But I feel like if we were to extract Elvira from you, she would applaud you.

That's true. Elvira would be like, "This is awesome!" I just hope that I don't get any flack from my LGBTQ+ fans. I just feel hypocritical, you know? I just want them to know that I hid this for so long because I was trying to make a living. I didn't want the character to disappear.

I like that you don't put a label on it: you never explicitly say you identify as gay, queer, pan, or what have you.

Right. I don't want to put a label on it. I sort of hate labels! When friends ask me, "When did you know you were a lesbian?" I respond with, "I didn't." I've never considered myself a lesbian; I just have a relationship with a woman. I'm still attracted to men, too. Not that anything is wrong with being a lesbian, I just don't happen to feel that way. Maybe I am! Who knows. And if I am, I'm happy with that, too.

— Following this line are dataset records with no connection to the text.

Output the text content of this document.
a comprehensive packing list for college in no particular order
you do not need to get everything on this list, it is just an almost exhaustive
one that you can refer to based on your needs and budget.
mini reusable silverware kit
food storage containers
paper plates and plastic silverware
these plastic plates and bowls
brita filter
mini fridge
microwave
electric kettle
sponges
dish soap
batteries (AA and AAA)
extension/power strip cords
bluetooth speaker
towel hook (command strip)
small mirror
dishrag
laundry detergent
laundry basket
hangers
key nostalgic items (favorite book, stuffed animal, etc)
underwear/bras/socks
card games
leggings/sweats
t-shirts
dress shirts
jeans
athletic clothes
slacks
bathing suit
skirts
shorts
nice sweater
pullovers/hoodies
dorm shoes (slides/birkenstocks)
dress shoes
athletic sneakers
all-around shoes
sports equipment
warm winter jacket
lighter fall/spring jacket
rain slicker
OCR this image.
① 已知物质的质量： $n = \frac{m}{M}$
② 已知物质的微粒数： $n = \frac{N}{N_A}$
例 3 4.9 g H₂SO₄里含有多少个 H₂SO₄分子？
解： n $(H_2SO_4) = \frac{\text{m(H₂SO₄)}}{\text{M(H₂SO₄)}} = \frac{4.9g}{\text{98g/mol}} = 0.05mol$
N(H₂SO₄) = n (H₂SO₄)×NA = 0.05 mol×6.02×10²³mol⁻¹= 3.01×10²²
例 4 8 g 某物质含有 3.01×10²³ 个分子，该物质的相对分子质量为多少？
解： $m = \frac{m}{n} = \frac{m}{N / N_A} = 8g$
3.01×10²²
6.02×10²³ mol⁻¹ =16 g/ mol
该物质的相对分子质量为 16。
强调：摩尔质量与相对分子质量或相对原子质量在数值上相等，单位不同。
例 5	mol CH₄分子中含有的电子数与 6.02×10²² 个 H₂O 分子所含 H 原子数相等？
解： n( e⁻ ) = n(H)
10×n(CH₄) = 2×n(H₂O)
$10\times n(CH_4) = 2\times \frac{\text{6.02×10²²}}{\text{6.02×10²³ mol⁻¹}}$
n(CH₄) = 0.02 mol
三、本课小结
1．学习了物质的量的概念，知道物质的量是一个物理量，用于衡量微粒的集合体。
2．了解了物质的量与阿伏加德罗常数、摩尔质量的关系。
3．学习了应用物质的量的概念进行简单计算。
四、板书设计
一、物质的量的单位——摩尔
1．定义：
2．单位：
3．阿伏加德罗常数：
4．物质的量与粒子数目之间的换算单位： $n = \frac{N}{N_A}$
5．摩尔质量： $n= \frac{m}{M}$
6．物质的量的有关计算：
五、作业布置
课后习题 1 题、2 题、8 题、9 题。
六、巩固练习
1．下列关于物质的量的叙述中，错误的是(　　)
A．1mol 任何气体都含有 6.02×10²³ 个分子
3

You also do a great job writing about how emotional abuse is blind to its victims: no matter how self-actualized you are, or how confident, it can still pull the rug out from underneath you. It's been about 20 years since your divorce to your ex-husband. What's it like to write about it now, 20 years later?

It's a really hard thing to write about. But it's my life and I had to write about it. So many women whom I've met and know — and men, too — have experienced [emotional abuse]. So many people don't fully understand what verbal and emotional abuse is. They don't see any scars or black eyes, and think that those experiencing it should build a thicker skin. It's so much more soul-crushing than these people who think that way realize. And it's really hard to get over. I had the same relationship with my mother — she was physically abusive, too — but the part that stayed with me much longer in my life than any bruise was the emotional and verbal abuse. And that happened when I was seven years old. Writing this book helped me with that.

Can you share how?

I think that, by the end of the book, I learned how to forgive and forget. I had a very difficult relationship with my mother for all of my life. I was able to work through it in the book. In the end, I realized she was just doing the best she could. She had a hard upbringing: she was in foster care her whole life because her mother died when she was nine. She had a lot of issues and she took it out on me. I got away from it, luckily, when I was 14. My two sisters did not — and, consequently, they died from drug and alcohol abuse. I learned that people mostly do the best that they can do at the time with what they have. It wasn't like my mother was a horrible monster. Her friends thought she was a saint and to other people she was. But that's not the part I knew. Through the book, I was able to work through that, her passing and our relationship. Writing this book saved me a million dollars in therapy [Laughs].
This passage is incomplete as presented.